How is this possible? Let's consider a reverse proxy scenario. A reverse proxy is a device that sits between end users and your web server. All requests to your web server are first received by the reverse proxy device, and if those requests pass the proxy's security filtering, the proxy will forward the requests on to your web server. Reverse proxies can perform advanced functionality such as receiving a web request over the Internet via SSL (HTTPS), but forward the request to the your server via HTTP. This is referred to as off-box SSL termination. They can also forward the request to a different port number than it was originally received on and can even change the HTTP Host header field. If SharePoint were base its links off of the URL of the request it received, the links that end users click on could be the incorrect "internal" URL rather than the correct "public" URL.
SharePoint is compatible with a variety of reverse proxy servers, but for this example we'll take a look at a publishing rule from Microsoft's reverse proxy software - Internet Security and Acceleration Server 2006. ISA Server 2006 includes a SharePoint publishing wizard that walks you through creating a publishing rule for SharePoint.
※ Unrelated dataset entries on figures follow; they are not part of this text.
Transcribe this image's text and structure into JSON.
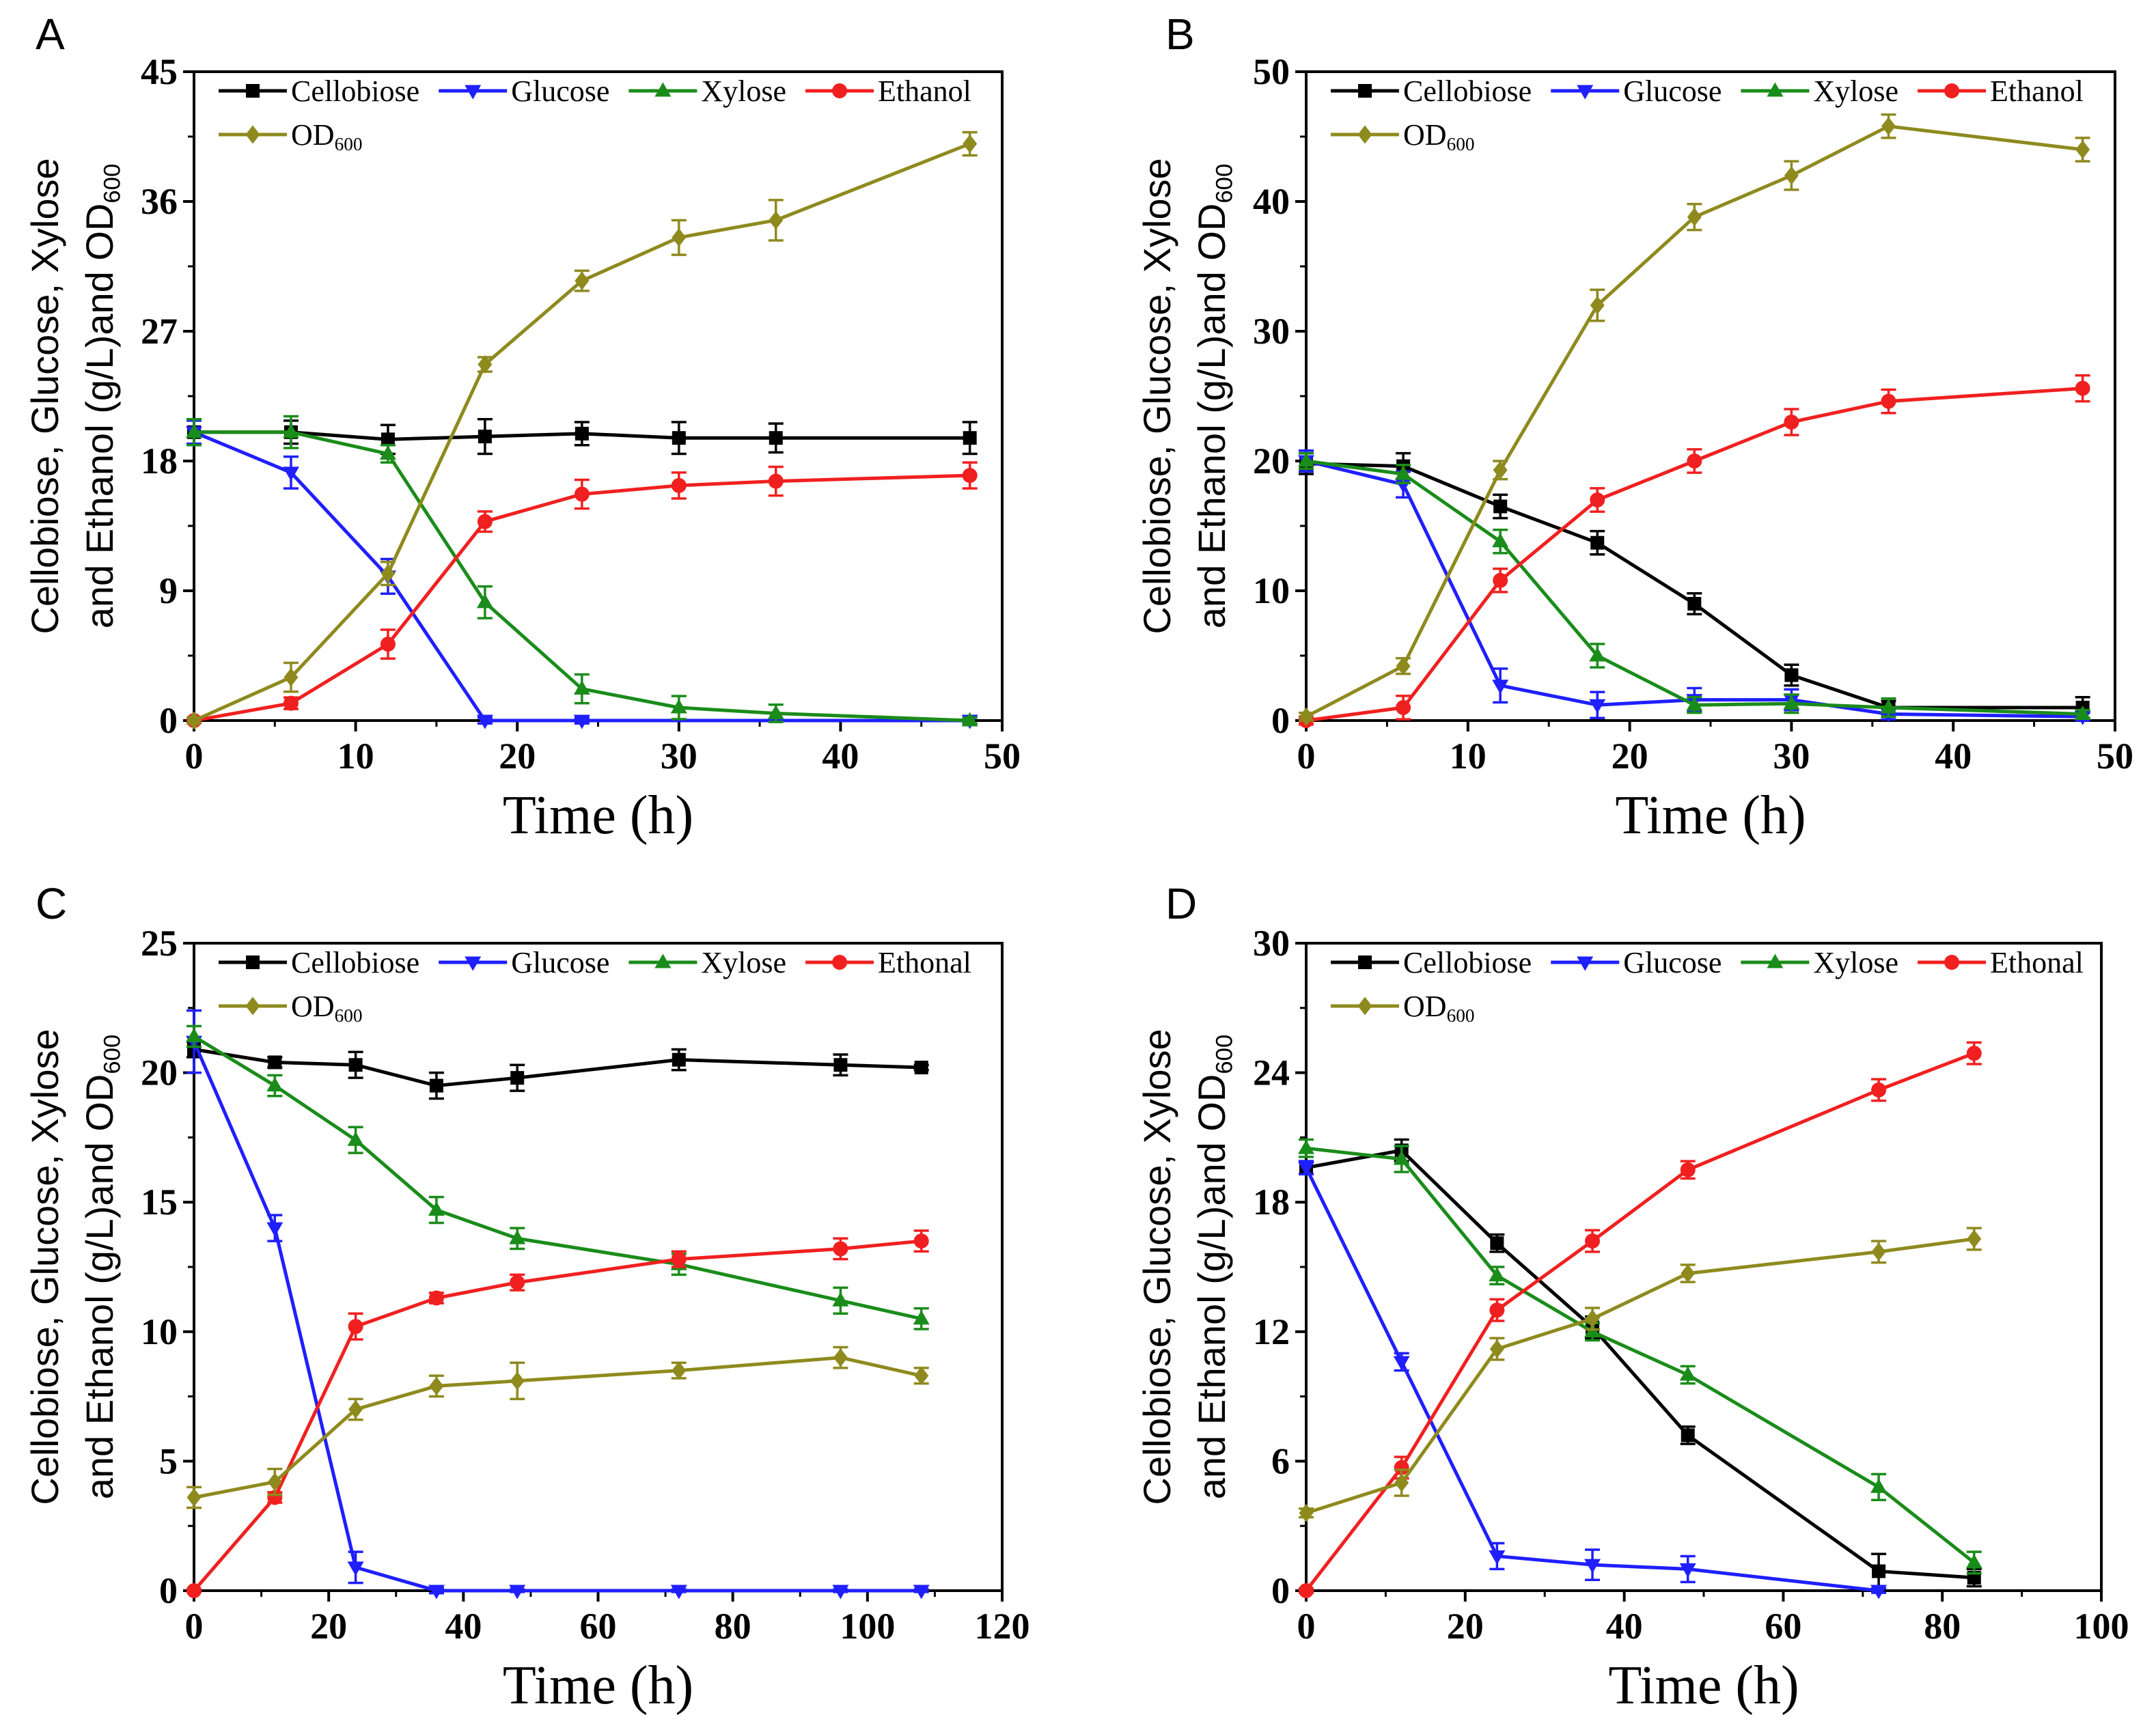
{
  "chart_data": [
    {
      "panel": "A",
      "type": "line",
      "xlabel": "Time (h)",
      "ylabel": {
        "line1": "Cellobiose, Glucose, Xylose",
        "line2": "and Ethanol (g/L)and OD",
        "line2_sub": "600"
      },
      "xlim": [
        0,
        50
      ],
      "ylim": [
        0,
        45
      ],
      "xticks": [
        0,
        10,
        20,
        30,
        40,
        50
      ],
      "yticks": [
        0,
        9,
        18,
        27,
        36,
        45
      ],
      "grid": false,
      "legend": "top-left",
      "series": [
        {
          "name": "Cellobiose",
          "color": "#000000",
          "marker": "square",
          "x": [
            0,
            6,
            12,
            18,
            24,
            30,
            36,
            48
          ],
          "y": [
            20,
            20,
            19.5,
            19.7,
            19.9,
            19.6,
            19.6,
            19.6
          ],
          "err": [
            0.9,
            0.8,
            1.0,
            1.2,
            0.8,
            1.1,
            1.0,
            1.1
          ]
        },
        {
          "name": "Glucose",
          "color": "#1f1fff",
          "marker": "triangle-down",
          "x": [
            0,
            6,
            12,
            18,
            24,
            48
          ],
          "y": [
            20,
            17.2,
            10,
            0,
            0,
            0
          ],
          "err": [
            0.8,
            1.1,
            1.2,
            0.2,
            0.2,
            0.2
          ]
        },
        {
          "name": "Xylose",
          "color": "#1a8c1a",
          "marker": "triangle-up",
          "x": [
            0,
            6,
            12,
            18,
            24,
            30,
            36,
            48
          ],
          "y": [
            20,
            20,
            18.5,
            8.2,
            2.2,
            0.9,
            0.5,
            0
          ],
          "err": [
            0.9,
            1.1,
            0.6,
            1.1,
            1.0,
            0.8,
            0.6,
            0.2
          ]
        },
        {
          "name": "Ethanol",
          "color": "#f02020",
          "marker": "circle",
          "x": [
            0,
            6,
            12,
            18,
            24,
            30,
            36,
            48
          ],
          "y": [
            0,
            1.2,
            5.3,
            13.8,
            15.7,
            16.3,
            16.6,
            17
          ],
          "err": [
            0.2,
            0.4,
            1.0,
            0.7,
            1.0,
            0.9,
            1.0,
            0.9
          ]
        },
        {
          "name": "OD",
          "sub": "600",
          "color": "#8e8a1e",
          "marker": "diamond",
          "x": [
            0,
            6,
            12,
            18,
            24,
            30,
            36,
            48
          ],
          "y": [
            0,
            3,
            10.2,
            24.7,
            30.5,
            33.5,
            34.7,
            40
          ],
          "err": [
            0.2,
            1.0,
            0.8,
            0.5,
            0.7,
            1.2,
            1.4,
            0.8
          ]
        }
      ]
    },
    {
      "panel": "B",
      "type": "line",
      "xlabel": "Time (h)",
      "ylabel": {
        "line1": "Cellobiose, Glucose, Xylose",
        "line2": "and Ethanol (g/L)and OD",
        "line2_sub": "600"
      },
      "xlim": [
        0,
        50
      ],
      "ylim": [
        0,
        50
      ],
      "xticks": [
        0,
        10,
        20,
        30,
        40,
        50
      ],
      "yticks": [
        0,
        10,
        20,
        30,
        40,
        50
      ],
      "grid": false,
      "legend": "top-left",
      "series": [
        {
          "name": "Cellobiose",
          "color": "#000000",
          "marker": "square",
          "x": [
            0,
            6,
            12,
            18,
            24,
            30,
            36,
            48
          ],
          "y": [
            19.8,
            19.6,
            16.5,
            13.7,
            9,
            3.5,
            1,
            1
          ],
          "err": [
            0.8,
            1.0,
            0.9,
            0.9,
            0.8,
            0.8,
            0.5,
            0.8
          ]
        },
        {
          "name": "Glucose",
          "color": "#1f1fff",
          "marker": "triangle-down",
          "x": [
            0,
            6,
            12,
            18,
            24,
            30,
            36,
            48
          ],
          "y": [
            20,
            18.2,
            2.7,
            1.2,
            1.6,
            1.6,
            0.5,
            0.3
          ],
          "err": [
            0.8,
            1.0,
            1.3,
            1.0,
            0.9,
            0.8,
            0.4,
            0.3
          ]
        },
        {
          "name": "Xylose",
          "color": "#1a8c1a",
          "marker": "triangle-up",
          "x": [
            0,
            6,
            12,
            18,
            24,
            30,
            36,
            48
          ],
          "y": [
            20,
            19,
            13.8,
            5,
            1.2,
            1.3,
            1,
            0.5
          ],
          "err": [
            0.6,
            0.7,
            0.9,
            0.9,
            0.6,
            0.7,
            0.7,
            0.3
          ]
        },
        {
          "name": "Ethanol",
          "color": "#f02020",
          "marker": "circle",
          "x": [
            0,
            6,
            12,
            18,
            24,
            30,
            36,
            48
          ],
          "y": [
            0,
            1,
            10.8,
            17,
            20,
            23,
            24.6,
            25.6
          ],
          "err": [
            0.3,
            0.9,
            0.9,
            0.9,
            0.9,
            1.0,
            0.9,
            1.0
          ]
        },
        {
          "name": "OD",
          "sub": "600",
          "color": "#8e8a1e",
          "marker": "diamond",
          "x": [
            0,
            6,
            12,
            18,
            24,
            30,
            36,
            48
          ],
          "y": [
            0.3,
            4.2,
            19.3,
            32,
            38.8,
            42,
            45.8,
            44
          ],
          "err": [
            0.3,
            0.6,
            0.7,
            1.2,
            1.0,
            1.1,
            0.9,
            0.9
          ]
        }
      ]
    },
    {
      "panel": "C",
      "type": "line",
      "xlabel": "Time (h)",
      "ylabel": {
        "line1": "Cellobiose, Glucose, Xylose",
        "line2": "and Ethanol (g/L)and OD",
        "line2_sub": "600"
      },
      "xlim": [
        0,
        120
      ],
      "ylim": [
        0,
        25
      ],
      "xticks": [
        0,
        20,
        40,
        60,
        80,
        100,
        120
      ],
      "yticks": [
        0,
        5,
        10,
        15,
        20,
        25
      ],
      "grid": false,
      "legend": "top-left",
      "series": [
        {
          "name": "Cellobiose",
          "color": "#000000",
          "marker": "square",
          "x": [
            0,
            12,
            24,
            36,
            48,
            72,
            96,
            108
          ],
          "y": [
            20.9,
            20.4,
            20.3,
            19.5,
            19.8,
            20.5,
            20.3,
            20.2
          ],
          "err": [
            0.3,
            0.2,
            0.5,
            0.5,
            0.5,
            0.4,
            0.4,
            0.1
          ]
        },
        {
          "name": "Glucose",
          "color": "#1f1fff",
          "marker": "triangle-down",
          "x": [
            0,
            12,
            24,
            36,
            48,
            72,
            96,
            108
          ],
          "y": [
            21.2,
            14,
            0.9,
            0,
            0,
            0,
            0,
            0
          ],
          "err": [
            1.2,
            0.5,
            0.6,
            0.1,
            0.05,
            0.05,
            0.05,
            0.05
          ]
        },
        {
          "name": "Xylose",
          "color": "#1a8c1a",
          "marker": "triangle-up",
          "x": [
            0,
            12,
            24,
            36,
            48,
            72,
            96,
            108
          ],
          "y": [
            21.4,
            19.5,
            17.4,
            14.7,
            13.6,
            12.6,
            11.2,
            10.5
          ],
          "err": [
            0.4,
            0.4,
            0.5,
            0.5,
            0.4,
            0.4,
            0.5,
            0.4
          ]
        },
        {
          "name": "Ethonal",
          "color": "#f02020",
          "marker": "circle",
          "x": [
            0,
            12,
            24,
            36,
            48,
            72,
            96,
            108
          ],
          "y": [
            0,
            3.6,
            10.2,
            11.3,
            11.9,
            12.8,
            13.2,
            13.5
          ],
          "err": [
            0.05,
            0.2,
            0.5,
            0.2,
            0.3,
            0.3,
            0.4,
            0.4
          ]
        },
        {
          "name": "OD",
          "sub": "600",
          "color": "#8e8a1e",
          "marker": "diamond",
          "x": [
            0,
            12,
            24,
            36,
            48,
            72,
            96,
            108
          ],
          "y": [
            3.6,
            4.2,
            7,
            7.9,
            8.1,
            8.5,
            9,
            8.3
          ],
          "err": [
            0.4,
            0.5,
            0.4,
            0.4,
            0.7,
            0.3,
            0.4,
            0.3
          ]
        }
      ]
    },
    {
      "panel": "D",
      "type": "line",
      "xlabel": "Time (h)",
      "ylabel": {
        "line1": "Cellobiose, Glucose, Xylose",
        "line2": "and Ethanol (g/L)and OD",
        "line2_sub": "600"
      },
      "xlim": [
        0,
        100
      ],
      "ylim": [
        0,
        30
      ],
      "xticks": [
        0,
        20,
        40,
        60,
        80,
        100
      ],
      "yticks": [
        0,
        6,
        12,
        18,
        24,
        30
      ],
      "grid": false,
      "legend": "top-left",
      "series": [
        {
          "name": "Cellobiose",
          "color": "#000000",
          "marker": "square",
          "x": [
            0,
            12,
            24,
            36,
            48,
            72,
            84
          ],
          "y": [
            19.6,
            20.4,
            16.1,
            12.2,
            7.2,
            0.9,
            0.6
          ],
          "err": [
            0.3,
            0.5,
            0.4,
            0.5,
            0.4,
            0.8,
            0.4
          ]
        },
        {
          "name": "Glucose",
          "color": "#1f1fff",
          "marker": "triangle-down",
          "x": [
            0,
            12,
            24,
            36,
            48,
            72
          ],
          "y": [
            19.6,
            10.6,
            1.6,
            1.2,
            1,
            0
          ],
          "err": [
            0.3,
            0.4,
            0.6,
            0.7,
            0.6,
            0.1
          ]
        },
        {
          "name": "Xylose",
          "color": "#1a8c1a",
          "marker": "triangle-up",
          "x": [
            0,
            12,
            24,
            36,
            48,
            72,
            84
          ],
          "y": [
            20.5,
            20,
            14.6,
            12,
            10,
            4.8,
            1.3
          ],
          "err": [
            0.4,
            0.6,
            0.4,
            0.4,
            0.4,
            0.6,
            0.5
          ]
        },
        {
          "name": "Ethonal",
          "color": "#f02020",
          "marker": "circle",
          "x": [
            0,
            12,
            24,
            36,
            48,
            72,
            84
          ],
          "y": [
            0,
            5.7,
            13,
            16.2,
            19.5,
            23.2,
            24.9
          ],
          "err": [
            0.1,
            0.5,
            0.5,
            0.5,
            0.4,
            0.5,
            0.5
          ]
        },
        {
          "name": "OD",
          "sub": "600",
          "color": "#8e8a1e",
          "marker": "diamond",
          "x": [
            0,
            12,
            24,
            36,
            48,
            72,
            84
          ],
          "y": [
            3.6,
            5,
            11.2,
            12.6,
            14.7,
            15.7,
            16.3
          ],
          "err": [
            0.2,
            0.6,
            0.5,
            0.5,
            0.4,
            0.5,
            0.5
          ]
        }
      ]
    }
  ]
}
Once the rule is created, you can modify it at any time. (The following images show a slightly modified publishing rule where the "Forward the original host header" option is turned off to help demonstrate the flexibility of AAM. If we left the "Forward the original host header" option turned on, the public hostname would also serve as the internal hostname when configuring AAM.) The first two dialogs show the "listener" and "public name" properties of the rule, which define what URL users will use to access your SharePoint site. Remember that this URL is really the URL of your reverse proxy server, which will forward the request to your SharePoint server.
The end user's URL is comprised of the public protocol, the public hostname, and the public port number.
Public Port Number
The next two dialogs show the "to" and "bridging" properties of the rule, which define what URL the reverse proxy server will use to forward the request to your SharePoint server.
The SharePoint server's URL is comprised of the internal protocol, the internal hostname, and the internal port number.
Internal Port Number
As you can see, the public URL from the reverse proxy publishing rule has been assigned to your web application's Internet zone. The final touch is to add the internal URL from the reverse proxy publishing rule to your web application's Internet zone. To do this, click "Add Internal URLs" in the AAM toolbar, type in the internal URL, and select the same zone that you used for the public URL. In this case, that was the Internet zone. When you're finished, click Save. You should now see the additional URL is assigned to your web application, in the same zone as the public URL of your reverse proxy publishing rule.
All done! Now, when a user browses to https://www.contoso.com, the web request will be received by the proxy server and forwarded to http://sharepoint.dmz.contoso.com. SharePoint will then receive the web request, see that the URL of the request is http://sharepoint.dmz.contoso.com, find that this URL is assigned to the Contoso web application, and return the content from that web application. In addition, because the http://sharepoint.dmz.contoso.com URL is assigned to the Internet zone, SharePoint will also generate links on the pages using the public URL for that zone - https://www.contoso.com. This ensures that end users are taken to the proper URL when clicking on links on the page.
Load balancers work similarly, especially if they overwrite the end user's original URL with the URL of the individual web server that the request is being load balanced to. To address this, just add each individual web server's URL to AAM as an internal URL and associate them all to the same zone as end user's public URL.
I hope that this introduction to Alternate Access Mappings was helpful to you. Please feel free to post comments to this blog entry with any questions you may have about AAM. I will be posting another blog entry soon covering common AAM mistakes and how to avoid them.